Billed as “the South’s Sweetest Singers,” thirty members of the Emory Glee Club performed across Europe during the summer of 1953, singing in the open-air gardens of Edinburgh, at the University of Frankfurt, and in a London park.

Their melodious voices were broadcast from the studios of the British Broadcasting Corporation, the Voice of America, French National Radio, and the Armed Forces Network of Europe.

The Emory performers were also trapped on a train at the French border due to a railroad strike, slept on mattresses laid out on the floor of a school, and made do with mostly cold baths.

These memories came rushing back to Kenneth F. Murrah ’55C-’58L, an attorney in Winter Park, Florida, when he was cleaning a closet and found a stack of yellowed newspaper clippings and posters in various languages publicizing the Glee Club’s European concerts.

“The goodwill tour was fifty years ago this summer,” Murrah says. “Some members have died, and I’ve lost touch with others. But it was one of the most pleasant, enriching thirteen weeks I’ve ever spent.”

The summer of 1953 was a time of looking forward in America. Dwight Eisenhower was president, From Here to Eternity had just been released in theaters, and the Korean War was ending.

The idea of performing throughout Europe came from the Emory Glee Club members themselves, as a way to honor the twenty-fifth anniversary of the 1928 Glee Club’s tour of England and Holland.

The all-male chorale raised their own money to fund the three-month tour. “We are about the luckiest Glee Club in the history of Emory,” said club president Joe Freeman.

Under the guidance of Malcolm Howard Dewey, professor emeritus of fine arts and director of the Glee Club since 1920, and his wife, Maybelle, the students left New York harbor on June 10, 1953. They settled into their stateroom bunks on the Holland-America liner S.S. Zuiderkruis for the week-long ocean voyage.

The Glee Clubbers mingled with other passengers and warmed up with a series of ship concerts. They also attended lectures by on-board professors on topics such as, “World Peace and International Understanding,” “Sightseeing in Paris,” and “The Meaning of the Creation and Downfall of Man.”

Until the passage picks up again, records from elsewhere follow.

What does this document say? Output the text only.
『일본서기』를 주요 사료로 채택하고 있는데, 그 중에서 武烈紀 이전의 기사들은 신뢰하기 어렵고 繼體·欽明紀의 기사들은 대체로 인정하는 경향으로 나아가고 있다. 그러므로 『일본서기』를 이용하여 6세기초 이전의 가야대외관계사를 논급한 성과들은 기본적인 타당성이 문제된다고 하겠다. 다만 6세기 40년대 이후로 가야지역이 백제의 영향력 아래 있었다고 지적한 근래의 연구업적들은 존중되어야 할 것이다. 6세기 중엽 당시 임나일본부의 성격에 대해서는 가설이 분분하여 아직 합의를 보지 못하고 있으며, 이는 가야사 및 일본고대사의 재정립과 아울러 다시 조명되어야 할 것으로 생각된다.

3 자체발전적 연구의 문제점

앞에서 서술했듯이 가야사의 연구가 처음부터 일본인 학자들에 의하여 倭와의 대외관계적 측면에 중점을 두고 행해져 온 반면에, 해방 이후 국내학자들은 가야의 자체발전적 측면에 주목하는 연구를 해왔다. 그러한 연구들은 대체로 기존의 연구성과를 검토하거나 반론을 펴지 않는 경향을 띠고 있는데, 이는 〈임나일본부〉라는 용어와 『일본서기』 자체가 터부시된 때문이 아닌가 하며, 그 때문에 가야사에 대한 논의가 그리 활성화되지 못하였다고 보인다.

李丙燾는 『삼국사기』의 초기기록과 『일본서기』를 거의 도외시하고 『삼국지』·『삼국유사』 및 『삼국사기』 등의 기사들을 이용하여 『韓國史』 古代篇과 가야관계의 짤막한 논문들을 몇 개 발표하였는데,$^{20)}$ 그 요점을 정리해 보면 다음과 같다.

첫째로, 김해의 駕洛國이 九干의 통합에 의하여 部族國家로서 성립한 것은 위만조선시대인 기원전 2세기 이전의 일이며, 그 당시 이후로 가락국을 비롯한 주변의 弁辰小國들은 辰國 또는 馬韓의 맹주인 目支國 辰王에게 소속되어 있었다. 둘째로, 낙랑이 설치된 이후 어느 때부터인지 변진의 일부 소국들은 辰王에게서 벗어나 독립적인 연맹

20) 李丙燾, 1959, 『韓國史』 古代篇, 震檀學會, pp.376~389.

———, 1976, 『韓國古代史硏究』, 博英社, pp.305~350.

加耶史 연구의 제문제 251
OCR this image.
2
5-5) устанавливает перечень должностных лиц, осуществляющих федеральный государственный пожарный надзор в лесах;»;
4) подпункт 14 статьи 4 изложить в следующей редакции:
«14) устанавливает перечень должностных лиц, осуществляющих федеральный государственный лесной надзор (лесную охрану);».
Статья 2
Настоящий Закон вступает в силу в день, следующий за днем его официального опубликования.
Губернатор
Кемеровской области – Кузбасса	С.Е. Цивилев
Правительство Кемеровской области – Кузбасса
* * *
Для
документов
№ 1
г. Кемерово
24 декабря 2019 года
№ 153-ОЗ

“Each day, we moved on across the deep waters and through the fog about another four hundred miles . . . pins were stuck into a map mounted in the lounge to indicate our progress,” wrote Glee Club bass Jackson P. Braddy ’54C-’57T, now a retired Methodist minister and information technologist, who sent dispatches back to his local papers, Georgia’s Manchester Mercury and Talbotton New Era.

On June 18, the group arrived in Southampton, England. Their travels during the coming weeks would take them through England, Scotland, Norway, Denmark, Germany, the Netherlands, Switzerland, Italy, and France. The Club performed a variety of selections, from Bach’s “My Spirit be Joyful” to Stephen Foster’s “O Susanna,” although the most popular with European audiences were the Southern spirituals.

A German newspaper lauded the “high vocal quality” of the club after its performance in Cologne, and said the students “refuted the popular German idea that all Americans are gum-chewing, jazz-loving people.”

England, Germany, and many other countries were still showing the ruinous effects of wartime bombing, said Murrah, a Glee Club tenor. “We stayed in cities that had been liberated by American soldiers less than a decade before,” he said. “The devastation of [World War II] was still very apparent, even though the Marshall plan had been a huge success.”

After performing fifty-five concerts at universities, military bases, parks, and amphitheaters, the Glee Club returned to New York in mid-September. “Emory is proud of its reputation for excellence,” Emory President Goodrich C. White wrote in a letter to each singer. “And we well know that the Glee Club is one of our best channels for transmitting that ideal of excellence to the world at large.” Murrah and Braddy (kneeling, far left) still count that letter, and memories of the tour, among their most precious possessions.

“Those three months across Europe were indeed a life-shaping experience,” Braddy says. “The achievement, the inspiration, the confidence of that summer–all are still with me fifty years later.”–M.J.L.